At that point, Niffenegger had me right where she wanted me. We know from the beginning that Elspeth and the love of her life, Robert, are going to have to reunite in some way.  Niffenegger plays with her theme of symmetry through Martin and Marjike, another pair of star-crossed lovers in the apartment building, and the twins, Julia and Valentina.  In each relationship, there’s love, but there’s also competition and jealously.  Only one couple will have a happy ending.  I had a delicious time sorting out exactly which pair I should root for.  I know that some people have hated the book.  While it’s quite different than The Time Traveler’s Wife, in many ways, I think it is just as good.

Happy Birthday Jane

December 16th, 2009

Today is Jane Austen’s birthday, so I’m going to indulge in a tradition that I’ve kept up for over a decade.  Every December, starting on the 16th, I re-read one Jane Austen novel.

I have to thank Jane for having such a convenient birthday.  The 16th always falls a few days after I’ve wrapped up my fall semester when I am ready for a treat.  I just turned grades in yesterday, so I can really relax today.  My little tradition has also become all wrapped up in Christmas for me.  Now, it  is my own private way to enjoy the season.  I think that Jane would approve.
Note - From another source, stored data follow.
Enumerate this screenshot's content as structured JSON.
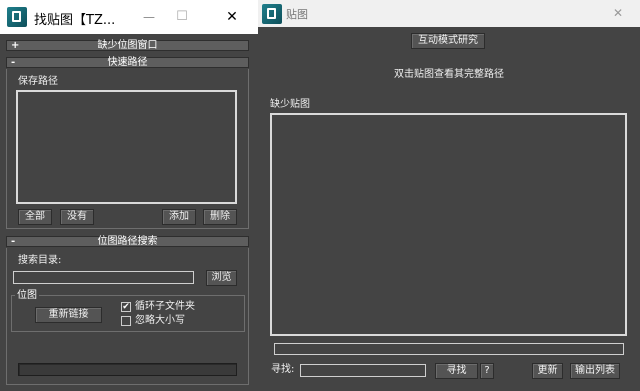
{
  "left_window": {
    "title": "找贴图【TZ...",
    "controls": {
      "minimize": "—",
      "maximize": "☐",
      "close": "✕"
    },
    "rollout_missing": {
      "sign": "+",
      "title": "缺少位图窗口"
    },
    "rollout_fast": {
      "sign": "-",
      "title": "快速路径",
      "list_caption": "保存路径",
      "buttons": {
        "all": "全部",
        "none": "没有",
        "add": "添加",
        "delete": "删除"
      }
    },
    "rollout_search": {
      "sign": "-",
      "title": "位图路径搜索",
      "dir_label": "搜索目录:",
      "dir_value": "",
      "browse": "浏览",
      "bitmap_group": "位图",
      "relink": "重新链接",
      "loop_subfolders": {
        "label": "循环子文件夹",
        "checked": true,
        "mark": "✔"
      },
      "ignore_case": {
        "label": "忽略大小写",
        "checked": false
      }
    }
  },
  "right_window": {
    "title": "贴图",
    "controls": {
      "close": "✕"
    },
    "interactive_mode": "互动模式研究",
    "hint": "双击贴图查看其完整路径",
    "missing_caption": "缺少贴图",
    "find_label": "寻找:",
    "find_value": "",
    "find_button": "寻找",
    "help_button": "?",
    "update_button": "更新",
    "export_button": "输出列表"
  }
}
So, this afternoon, I plan to brew a cup of tea, pull out my favorite blanket, and curl up with Pride and Prejudice.  It’s been a few years since I’ve actually read the book.  ”It is a truth universally acknowledged” that I can think of no better way to spend a few hours!  :)
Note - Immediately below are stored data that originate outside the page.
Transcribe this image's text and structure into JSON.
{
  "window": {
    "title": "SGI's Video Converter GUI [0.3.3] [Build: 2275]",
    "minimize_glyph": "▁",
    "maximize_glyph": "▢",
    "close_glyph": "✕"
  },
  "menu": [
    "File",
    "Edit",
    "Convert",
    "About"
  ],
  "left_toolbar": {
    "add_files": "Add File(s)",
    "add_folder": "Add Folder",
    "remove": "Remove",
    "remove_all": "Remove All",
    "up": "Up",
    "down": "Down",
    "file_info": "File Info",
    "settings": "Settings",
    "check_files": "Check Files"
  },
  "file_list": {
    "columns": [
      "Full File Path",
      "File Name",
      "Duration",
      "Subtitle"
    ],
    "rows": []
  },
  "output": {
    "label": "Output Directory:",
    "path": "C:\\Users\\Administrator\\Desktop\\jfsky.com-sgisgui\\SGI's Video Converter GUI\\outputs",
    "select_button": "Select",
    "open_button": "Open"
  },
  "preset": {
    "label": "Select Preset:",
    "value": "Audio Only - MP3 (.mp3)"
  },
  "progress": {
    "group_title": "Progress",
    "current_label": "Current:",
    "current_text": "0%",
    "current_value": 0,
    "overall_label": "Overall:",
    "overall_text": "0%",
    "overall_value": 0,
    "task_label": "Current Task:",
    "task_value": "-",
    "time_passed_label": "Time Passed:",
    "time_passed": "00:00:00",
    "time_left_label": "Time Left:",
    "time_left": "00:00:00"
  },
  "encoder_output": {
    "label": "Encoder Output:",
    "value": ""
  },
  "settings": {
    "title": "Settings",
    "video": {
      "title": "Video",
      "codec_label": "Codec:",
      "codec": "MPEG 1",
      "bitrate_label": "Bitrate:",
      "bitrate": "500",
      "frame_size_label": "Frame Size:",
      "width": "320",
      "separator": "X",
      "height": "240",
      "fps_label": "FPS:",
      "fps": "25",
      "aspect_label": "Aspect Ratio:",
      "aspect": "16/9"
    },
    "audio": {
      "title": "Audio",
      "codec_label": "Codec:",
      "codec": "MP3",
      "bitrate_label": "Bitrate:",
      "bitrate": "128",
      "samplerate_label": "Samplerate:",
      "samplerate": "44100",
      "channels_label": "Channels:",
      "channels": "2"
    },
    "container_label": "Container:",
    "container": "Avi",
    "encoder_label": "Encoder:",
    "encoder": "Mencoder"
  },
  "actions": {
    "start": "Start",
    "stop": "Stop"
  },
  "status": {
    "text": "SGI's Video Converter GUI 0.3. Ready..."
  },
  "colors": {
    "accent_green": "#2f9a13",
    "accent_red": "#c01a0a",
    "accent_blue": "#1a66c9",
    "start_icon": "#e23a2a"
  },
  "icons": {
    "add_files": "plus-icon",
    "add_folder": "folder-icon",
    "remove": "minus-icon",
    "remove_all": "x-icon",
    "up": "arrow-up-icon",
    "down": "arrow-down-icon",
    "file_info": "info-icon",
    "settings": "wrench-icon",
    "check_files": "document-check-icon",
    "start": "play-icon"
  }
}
Any Jane fans out there?  How do you celebrate her birthday?

Austenland

October 21st, 2009

AustenlandWhen I read the premise of Austenland by Shannon Hale, I thought, “now that’s a great way to ‘re-do’ Pride and Prejudice.”
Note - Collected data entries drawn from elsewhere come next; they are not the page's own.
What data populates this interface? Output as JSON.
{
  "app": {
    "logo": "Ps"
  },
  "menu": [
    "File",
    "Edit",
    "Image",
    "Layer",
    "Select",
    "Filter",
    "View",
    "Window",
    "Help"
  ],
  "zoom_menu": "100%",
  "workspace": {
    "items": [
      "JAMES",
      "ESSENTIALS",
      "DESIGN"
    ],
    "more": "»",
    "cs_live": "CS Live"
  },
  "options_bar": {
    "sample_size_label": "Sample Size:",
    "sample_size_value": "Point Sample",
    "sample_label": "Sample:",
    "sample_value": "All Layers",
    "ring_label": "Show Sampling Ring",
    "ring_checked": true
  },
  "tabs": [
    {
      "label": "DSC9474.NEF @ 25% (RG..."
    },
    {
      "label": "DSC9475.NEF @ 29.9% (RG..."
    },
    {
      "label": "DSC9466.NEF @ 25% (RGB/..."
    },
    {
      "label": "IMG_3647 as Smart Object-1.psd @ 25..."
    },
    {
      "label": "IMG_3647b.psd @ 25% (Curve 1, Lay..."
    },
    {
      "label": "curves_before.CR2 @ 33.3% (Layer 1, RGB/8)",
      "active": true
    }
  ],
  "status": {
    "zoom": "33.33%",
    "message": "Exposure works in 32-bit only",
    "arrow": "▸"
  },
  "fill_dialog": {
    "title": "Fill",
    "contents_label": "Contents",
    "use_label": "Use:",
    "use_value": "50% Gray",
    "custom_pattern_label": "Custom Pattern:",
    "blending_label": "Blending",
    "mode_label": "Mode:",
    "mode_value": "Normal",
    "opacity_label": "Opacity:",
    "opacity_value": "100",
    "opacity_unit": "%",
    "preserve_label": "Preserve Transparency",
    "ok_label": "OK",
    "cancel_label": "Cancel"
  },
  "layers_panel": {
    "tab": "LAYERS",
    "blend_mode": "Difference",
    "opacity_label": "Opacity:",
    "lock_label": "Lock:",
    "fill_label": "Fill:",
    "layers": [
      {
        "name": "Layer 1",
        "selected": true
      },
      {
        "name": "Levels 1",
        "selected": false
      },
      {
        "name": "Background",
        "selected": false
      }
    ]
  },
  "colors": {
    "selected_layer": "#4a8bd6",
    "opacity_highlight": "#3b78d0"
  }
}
In the novel, a thoroughly modern girl named Jane can never find a date as good as the fictional Mr. Darcy, not just any old imagined Mr. Darcy, but the Mr. Darcy we all love (sigh). . . Collin Firth.  To cure her of her fantasy fixation, a wealthy great aunt sends her off for three weeks in Austenland, a regency house where Austen-maniacs get to dress up and play out everything they’ve longed to do from the novels: whist, teas, long walks, and, of course, balls.

Hale does a fine job of capturing how much fun it would be to “play Austen” and how silly it would feel from time to time.  She also has fun skewering a few characters, a la Austen.  While I enjoyed reading the book, I kept wishing it could be a little better.  Since Jane decided to go on the adventure in order to cure her fantasies, I couldn’t quite decide if I should root for her to fall in love.  Since Hale (probably correctly) decided that no man would willingly pay for such a vacation, she makes all the men in the novel actors.  Somehow the fact that they really didn’t want to be there unless they were paid made the whole scenario feel a little creepy.  True, it probably captures, in modern terms, the economic transaction the supported the whole marriage market, but it still felt a little creepy.

However, Hale admirably captures the pace of Regency life, and shows how restraint could heighten the romantic tension.  I’m happy a read Austenland, but, like many Austen spin-offs, it really just made me want to go back and re-read the original!